[MDEV-7111] Unable to detect network timeout in 10.x when using SSL (regression from 5.5) - Jira

Details

Type: Bug
Status: Closed (View Workflow)
Priority: Minor
Resolution: Fixed
Affects Version/s: 10.0.14, 10.0(EOL)
Fix Version/s: 10.5.26, 10.6.19, 10.11.9, 11.1.6, 11.2.5, 11.4.3
Component/s: Replication, SSL
Labels:
- upstream
- verified
Environment:
Ubuntu Linux 14.04 x86_64

Description

Reproduced using the 10.0.14 GLIBC214 build and 10.0.0 builds, using both GTID (10.0.14) and binlog-based replication (10.0.14/10.0.0). Works as expected on 5.5.40 with binlog-based replication. I am testing with the binary .tar.gz MariaDB builds downloaded from the Mariadb servers (archive.mariadb.org).

Steps to reproduce (functional case):

Set up MariaDB with two 5.5.40 servers in master-slave configuration and ensure replication is working and SSL-encrypted.
Start generating traffic on the master. Watch the slave status to see the traffic is being replicated successfully.
Simulate a network failure, e.g. "iptables -I INPUT -s <master_ip> -j DROP" on the slave. This drops all network packets from the master host.
Wait for slave_net_timeout seconds to pass. The slave will restart as documented, and the slave status will now state that it is attempting to reconnect to the master.
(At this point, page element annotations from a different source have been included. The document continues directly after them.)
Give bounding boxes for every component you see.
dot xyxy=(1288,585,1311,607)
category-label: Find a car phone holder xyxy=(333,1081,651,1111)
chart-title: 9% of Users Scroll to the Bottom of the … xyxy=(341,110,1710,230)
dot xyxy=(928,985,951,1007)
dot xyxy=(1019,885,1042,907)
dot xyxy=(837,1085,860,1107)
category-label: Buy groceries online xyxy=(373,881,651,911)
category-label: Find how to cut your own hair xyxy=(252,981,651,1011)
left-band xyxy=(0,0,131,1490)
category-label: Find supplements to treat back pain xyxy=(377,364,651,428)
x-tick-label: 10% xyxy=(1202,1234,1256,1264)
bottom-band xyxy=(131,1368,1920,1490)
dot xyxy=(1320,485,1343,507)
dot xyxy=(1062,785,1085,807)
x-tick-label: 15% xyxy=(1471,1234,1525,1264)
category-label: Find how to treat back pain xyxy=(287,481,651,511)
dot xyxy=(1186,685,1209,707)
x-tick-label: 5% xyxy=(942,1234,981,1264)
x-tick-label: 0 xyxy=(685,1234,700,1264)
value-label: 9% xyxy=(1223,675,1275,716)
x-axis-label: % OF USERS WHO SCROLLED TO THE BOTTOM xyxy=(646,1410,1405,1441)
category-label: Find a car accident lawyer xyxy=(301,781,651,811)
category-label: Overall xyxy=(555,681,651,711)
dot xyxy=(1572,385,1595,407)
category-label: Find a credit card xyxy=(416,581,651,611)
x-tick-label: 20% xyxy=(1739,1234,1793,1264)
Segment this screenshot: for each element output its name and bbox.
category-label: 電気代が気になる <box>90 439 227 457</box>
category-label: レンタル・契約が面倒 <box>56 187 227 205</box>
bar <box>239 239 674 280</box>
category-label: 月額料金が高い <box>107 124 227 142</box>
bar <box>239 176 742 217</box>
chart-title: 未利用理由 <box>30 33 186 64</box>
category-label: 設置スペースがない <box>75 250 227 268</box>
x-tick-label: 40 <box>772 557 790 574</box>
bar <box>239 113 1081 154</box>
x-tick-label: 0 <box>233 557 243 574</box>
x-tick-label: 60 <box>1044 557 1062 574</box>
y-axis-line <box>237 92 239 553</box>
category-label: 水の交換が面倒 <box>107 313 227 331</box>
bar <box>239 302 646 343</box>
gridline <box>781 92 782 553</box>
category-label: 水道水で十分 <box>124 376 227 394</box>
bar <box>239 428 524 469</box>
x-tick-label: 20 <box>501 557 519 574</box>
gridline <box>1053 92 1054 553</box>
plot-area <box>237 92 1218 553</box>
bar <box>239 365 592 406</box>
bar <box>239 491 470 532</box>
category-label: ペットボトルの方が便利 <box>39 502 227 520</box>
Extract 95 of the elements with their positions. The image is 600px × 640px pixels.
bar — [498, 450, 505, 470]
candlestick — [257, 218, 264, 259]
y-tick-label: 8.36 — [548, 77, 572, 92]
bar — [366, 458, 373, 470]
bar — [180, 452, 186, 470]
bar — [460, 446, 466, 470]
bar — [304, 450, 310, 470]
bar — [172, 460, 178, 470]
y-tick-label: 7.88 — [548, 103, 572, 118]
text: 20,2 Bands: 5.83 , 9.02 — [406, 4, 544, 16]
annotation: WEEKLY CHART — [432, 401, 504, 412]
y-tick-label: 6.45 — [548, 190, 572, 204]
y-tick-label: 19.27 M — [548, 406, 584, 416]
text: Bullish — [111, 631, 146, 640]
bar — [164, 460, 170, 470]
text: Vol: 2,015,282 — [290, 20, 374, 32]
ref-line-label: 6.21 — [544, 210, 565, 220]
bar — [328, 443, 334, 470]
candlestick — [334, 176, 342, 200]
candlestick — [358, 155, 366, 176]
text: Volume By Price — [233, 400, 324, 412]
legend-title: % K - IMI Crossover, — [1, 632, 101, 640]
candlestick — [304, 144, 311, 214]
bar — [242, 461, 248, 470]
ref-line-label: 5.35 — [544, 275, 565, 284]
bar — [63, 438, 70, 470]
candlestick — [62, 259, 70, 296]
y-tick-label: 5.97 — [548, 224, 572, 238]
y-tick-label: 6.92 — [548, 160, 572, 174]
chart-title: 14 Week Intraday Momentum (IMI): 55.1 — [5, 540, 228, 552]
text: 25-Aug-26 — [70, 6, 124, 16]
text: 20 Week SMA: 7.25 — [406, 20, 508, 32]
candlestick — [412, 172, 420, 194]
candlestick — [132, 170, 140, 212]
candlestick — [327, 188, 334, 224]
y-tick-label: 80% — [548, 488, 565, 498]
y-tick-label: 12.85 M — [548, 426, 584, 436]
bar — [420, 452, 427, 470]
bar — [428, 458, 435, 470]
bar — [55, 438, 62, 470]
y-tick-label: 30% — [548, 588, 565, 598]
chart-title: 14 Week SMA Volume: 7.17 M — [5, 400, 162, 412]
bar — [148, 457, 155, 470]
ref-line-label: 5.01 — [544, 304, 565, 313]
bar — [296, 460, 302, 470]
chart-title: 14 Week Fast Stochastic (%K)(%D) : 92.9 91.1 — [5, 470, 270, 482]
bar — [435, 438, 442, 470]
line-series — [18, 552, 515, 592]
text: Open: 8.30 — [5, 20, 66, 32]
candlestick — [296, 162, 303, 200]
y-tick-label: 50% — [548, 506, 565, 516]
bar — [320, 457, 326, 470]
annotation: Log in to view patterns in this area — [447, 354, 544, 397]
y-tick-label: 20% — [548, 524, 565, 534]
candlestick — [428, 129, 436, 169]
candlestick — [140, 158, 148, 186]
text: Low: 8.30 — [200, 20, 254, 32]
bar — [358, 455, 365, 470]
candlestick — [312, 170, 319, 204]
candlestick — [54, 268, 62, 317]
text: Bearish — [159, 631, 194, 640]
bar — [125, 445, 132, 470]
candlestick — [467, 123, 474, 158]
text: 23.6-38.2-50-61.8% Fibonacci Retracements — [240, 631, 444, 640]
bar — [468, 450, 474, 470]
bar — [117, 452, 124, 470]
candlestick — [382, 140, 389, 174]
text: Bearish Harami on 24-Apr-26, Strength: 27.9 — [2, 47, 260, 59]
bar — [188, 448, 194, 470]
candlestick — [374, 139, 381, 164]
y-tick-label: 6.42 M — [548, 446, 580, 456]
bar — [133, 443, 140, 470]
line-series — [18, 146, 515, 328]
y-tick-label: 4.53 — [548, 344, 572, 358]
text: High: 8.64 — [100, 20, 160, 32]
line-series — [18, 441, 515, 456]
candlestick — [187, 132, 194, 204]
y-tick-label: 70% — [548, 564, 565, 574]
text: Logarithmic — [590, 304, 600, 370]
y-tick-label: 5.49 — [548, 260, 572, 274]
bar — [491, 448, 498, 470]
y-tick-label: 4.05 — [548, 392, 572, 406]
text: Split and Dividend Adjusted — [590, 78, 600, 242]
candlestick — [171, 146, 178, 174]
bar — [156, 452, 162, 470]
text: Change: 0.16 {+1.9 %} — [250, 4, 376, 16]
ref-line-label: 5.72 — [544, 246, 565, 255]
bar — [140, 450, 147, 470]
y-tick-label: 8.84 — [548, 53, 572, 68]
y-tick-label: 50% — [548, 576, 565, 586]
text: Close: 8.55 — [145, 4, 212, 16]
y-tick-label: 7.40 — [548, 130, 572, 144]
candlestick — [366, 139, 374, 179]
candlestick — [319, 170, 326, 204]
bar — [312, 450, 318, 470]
Steps to reproduce (broken case):

Set up MariaDB with two 10.0.14 servers in master-slave configuration and ensure replication is working and SSL-encrypted.
Start generating traffic on the master. Watch the slave status to see the traffic is being replicated successfully.
Simulate a network failure, e.g. "iptables -I INPUT -s <master_ip> -j DROP" on the slave. This drops all network packets from the master host.
Wait for slave_net_timeout seconds to pass. The slave status will continue to state "waiting for master to send event", even though the log position counters are not advancing. The slave will remain in this state until the slave is stopped and restarted – it will not restart on its own, contrary to documentation. This is a change in behavior from Mariadb 5.5 and appears to be incorrect behavior.

Attachments

Issue Links

links to

Bug #74908 - Unable to detect network timeout in 5.6 when using SSL (regression from 5.5)

Activity

Ascending order - Click to sort in descending order

Paul Kreiner created issue - 2014-11-14 01:03

Paul Kreiner made changes - 2014-11-14 22:58

Field	Original Value	New Value
Component/s		SSL [ 10112 ]
Affects Version/s		10.0 [ 16000 ]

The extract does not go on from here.